G-manz35, back in the day, I used to develop loads incrementally, and used manuals as a "guide." I thought nothing of using a Powley computer for a start point, maybe interpolate between bullet weights or powder burn rates, you know, 'safely'. In my time, frankly, all the gun-writers did the same, carefully explaining the signs they were looking for, the careful measurements of case-head expansion, delta velocity versus delta charge, primer shape, force to re-size, difficulty with bolt lift, while they sought the fastest, hottest load they could wrinkle out of a new gun, or with a new powder, or whatever. Velocity was truly god.
Then, a couple of ballistic labs started accepting private jobs, wherein a client specified case, primer powder charge, bullet, and, if they thought they could safely shoot it in a calibrated pressure barrel, then, for a few hundred bucks, (calibration is pricey) they would pop enough of the client's caps that they could establish a reliable set of numbers.
Oops. All of a sudden, the gun writers mostly got religion. Those loads that met, exceeded, or just plain blew away factory "specs" very frequently were running 10, 20 thousand psi over SAMMI specs. That's OK for proof loads, but over time, a gun shooting over-pressure loads, but the cases exhibiting no signs of excess pressure, well, the gun just wears out faster.
Oh, there are still a few of the old breed, writing about how they can wring a few extra fps out safely, but with loads they have not taken to a credible lab, but the most of them acknowledge that when they get to book max, they are at SAMMI spec max. Especially, those guys who used to be manufacturer ballisticians.

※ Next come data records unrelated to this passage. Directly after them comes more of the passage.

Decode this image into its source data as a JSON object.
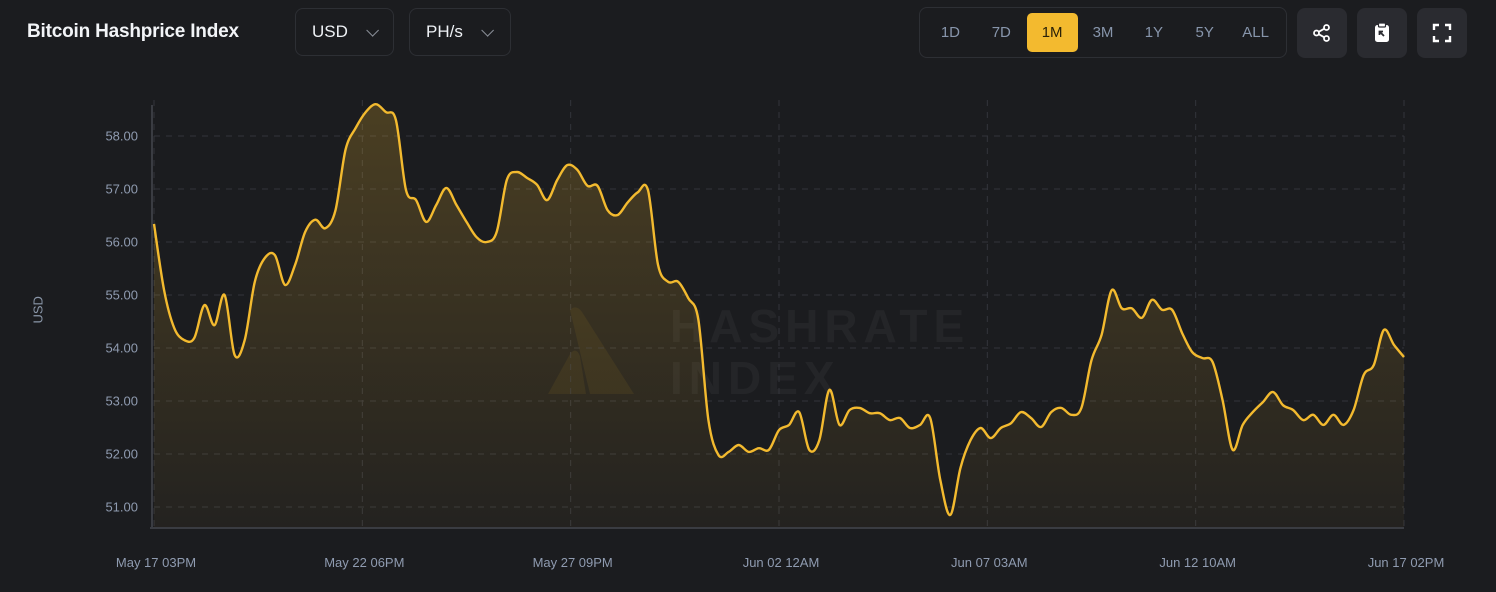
{
  "header": {
    "title": "Bitcoin Hashprice Index",
    "currency": "USD",
    "unit": "PH/s",
    "ranges": [
      "1D",
      "7D",
      "1M",
      "3M",
      "1Y",
      "5Y",
      "ALL"
    ],
    "active_range": "1M",
    "icons": [
      "share-icon",
      "clipboard-icon",
      "fullscreen-icon"
    ]
  },
  "watermark": "HASHRATE INDEX",
  "colors": {
    "line": "#f3ba2f",
    "background": "#1b1c1f",
    "active_range": "#f3ba2f"
  },
  "chart_data": {
    "type": "area",
    "title": "Bitcoin Hashprice Index",
    "ylabel": "USD",
    "ylim": [
      50.8,
      58.65
    ],
    "yticks": [
      "51.00",
      "52.00",
      "53.00",
      "54.00",
      "55.00",
      "56.00",
      "57.00",
      "58.00"
    ],
    "xticks": [
      "May 17 03PM",
      "May 22 06PM",
      "May 27 09PM",
      "Jun 02 12AM",
      "Jun 07 03AM",
      "Jun 12 10AM",
      "Jun 17 02PM"
    ],
    "x_start": "May 17 03PM",
    "x_end": "Jun 17 02PM",
    "sampling": "approx. every 6 hours",
    "grid": true,
    "series": [
      {
        "values": [
          56.34,
          55.09,
          54.38,
          54.15,
          54.19,
          54.81,
          54.43,
          55.0,
          53.87,
          54.15,
          55.25,
          55.7,
          55.75,
          55.19,
          55.57,
          56.19,
          56.42,
          56.26,
          56.6,
          57.74,
          58.15,
          58.45,
          58.6,
          58.45,
          58.3,
          56.98,
          56.79,
          56.38,
          56.7,
          57.02,
          56.7,
          56.38,
          56.09,
          56.0,
          56.19,
          57.17,
          57.32,
          57.21,
          57.08,
          56.79,
          57.17,
          57.45,
          57.36,
          57.06,
          57.06,
          56.6,
          56.51,
          56.75,
          56.94,
          56.98,
          55.57,
          55.25,
          55.25,
          54.94,
          54.53,
          52.64,
          51.98,
          52.04,
          52.17,
          52.04,
          52.11,
          52.08,
          52.45,
          52.55,
          52.79,
          52.08,
          52.26,
          53.21,
          52.55,
          52.83,
          52.87,
          52.77,
          52.77,
          52.64,
          52.68,
          52.49,
          52.55,
          52.68,
          51.51,
          50.85,
          51.74,
          52.26,
          52.49,
          52.3,
          52.49,
          52.58,
          52.79,
          52.68,
          52.51,
          52.79,
          52.87,
          52.74,
          52.87,
          53.77,
          54.25,
          55.09,
          54.75,
          54.75,
          54.57,
          54.91,
          54.72,
          54.72,
          54.28,
          53.92,
          53.81,
          53.74,
          53.02,
          52.08,
          52.55,
          52.79,
          52.98,
          53.17,
          52.92,
          52.83,
          52.64,
          52.74,
          52.55,
          52.74,
          52.55,
          52.83,
          53.49,
          53.68,
          54.34,
          54.06,
          53.83
        ]
      }
    ]
  }
}
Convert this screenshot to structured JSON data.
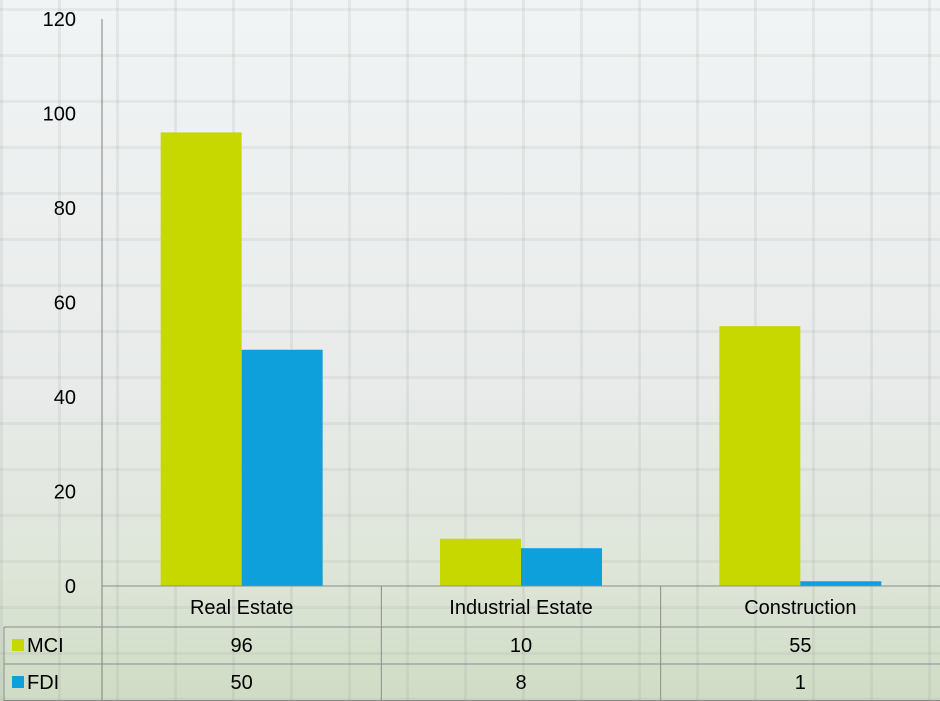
{
  "chart_data": {
    "type": "bar",
    "categories": [
      "Real Estate",
      "Industrial Estate",
      "Construction"
    ],
    "series": [
      {
        "name": "MCI",
        "values": [
          96,
          10,
          55
        ],
        "color": "#c6d800"
      },
      {
        "name": "FDI",
        "values": [
          50,
          8,
          1
        ],
        "color": "#0ea0da"
      }
    ],
    "ylim": [
      0,
      120
    ],
    "yticks": [
      0,
      20,
      40,
      60,
      80,
      100,
      120
    ],
    "title": "",
    "xlabel": "",
    "ylabel": "",
    "grid": false,
    "legend": "data-table"
  }
}
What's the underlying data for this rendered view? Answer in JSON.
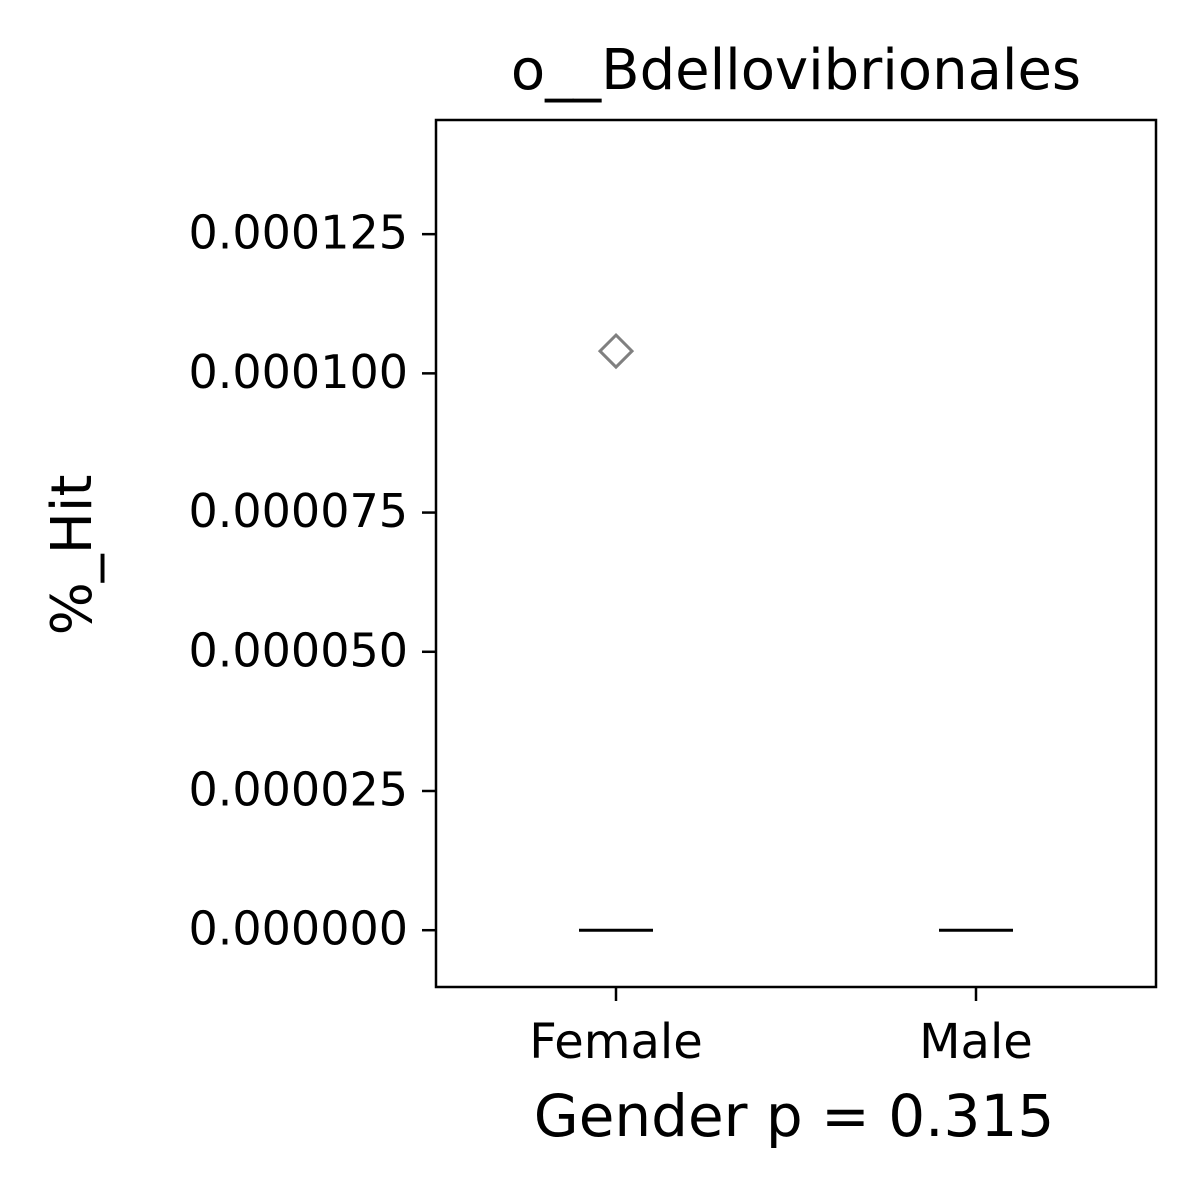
{
  "chart_data": {
    "type": "box",
    "title": "o__Bdellovibrionales",
    "xlabel": "Gender p = 0.315",
    "ylabel": "%_Hit",
    "categories": [
      "Female",
      "Male"
    ],
    "boxes": [
      {
        "whislo": 0,
        "q1": 0,
        "median": 0,
        "q3": 0,
        "whishi": 0,
        "fliers": [
          0.000104
        ]
      },
      {
        "whislo": 0,
        "q1": 0,
        "median": 0,
        "q3": 0,
        "whishi": 0,
        "fliers": []
      }
    ],
    "box_color": "#000000",
    "flier_color": "#808080",
    "ylim": [
      -1.02e-05,
      0.0001455
    ],
    "yticks": [
      {
        "value": 0,
        "label": "0.000000"
      },
      {
        "value": 2.5e-05,
        "label": "0.000025"
      },
      {
        "value": 5e-05,
        "label": "0.000050"
      },
      {
        "value": 7.5e-05,
        "label": "0.000075"
      },
      {
        "value": 0.0001,
        "label": "0.000100"
      },
      {
        "value": 0.000125,
        "label": "0.000125"
      }
    ]
  }
}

Me, now, if a load is max in a recent book, I gotta have a very good reason to drop it into a case. Ammo specs on the box are generally a bit closer to true these days, 'cause everyone has a chrono. I guess i kinda rant every time I see someone suggesting that the means available to a hand loader to ascertain his loads are safe - unless they are within book values - when history has shown that such assessments can be so far out as to be actually dangerous. Lots on here disagree, though, and it is a tribute to the engineering of modern firearms that we have so few catastrophic failures.